このホール、シニアでも1500円。一般の劇場とは料金システムが違うから仕方ないのだ。それにしても、2000円出したのに、切符だけよこして「はい、次の方!」はないだろう。いつもながら、ここの窓口は誠に不快だ。ついでに言えば、スクリーンも昔の映画館並みに小さいのと、舞台のかなり奥に引っ込んでいるから、前から4,5列目ぐらいで見るのがちょうどよい。
⬆二大女優のこの笑顔はどうだ!撮影時は74と84だが、カルディナーレは実年以上に見える。
この作品、戯曲を映画化しただけあって、動きも場面転換もほとんどないから、まるで舞台を見ているかと錯覚を覚えるほどだ。ひたすら固定したカメラに延々とせりふが流れる。それにしても、画面造りが実に渋く、冒頭,港のシーンから時代の雰囲気をたっぷり感じる。
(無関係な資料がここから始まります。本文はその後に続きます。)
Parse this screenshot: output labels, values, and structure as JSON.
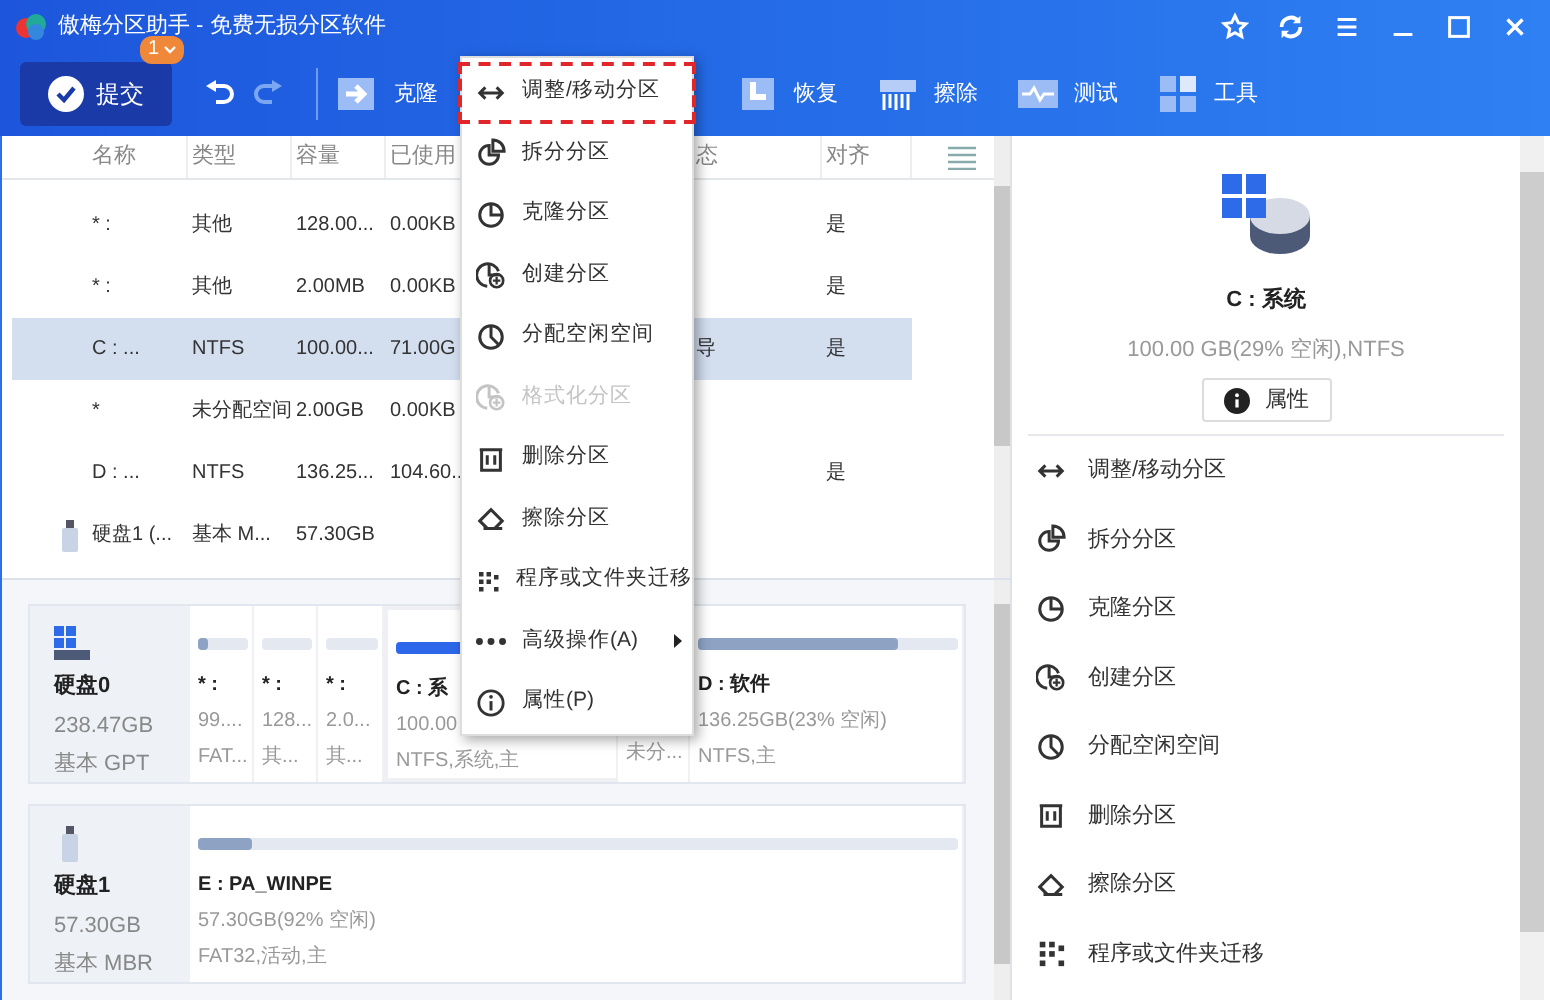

長男が家を飛び出して、すでに8年。うだつの上がらない帳簿係ジェボ(ミシェル・ロンスデール)は、古く、せまい家に、老妻ドロテア(カルディナーレ)と嫁ソフィア(レオノール・シルヴェイラ)と細々と暮らしている。時折訪ねてくるカンディア⬆(モロー)と世間話に興じるぐらいしか楽しみはない。ドロテアには最愛の息子失踪の理由を知らせることができないでいる心優しいジェボ。
ある日、突然、息子が帰ってくるのだが・・・更なる苦しみが。そして、意表をつくラストシーンは、同監督の「永遠(とわ)の語らい」(2003)にそっくりだ。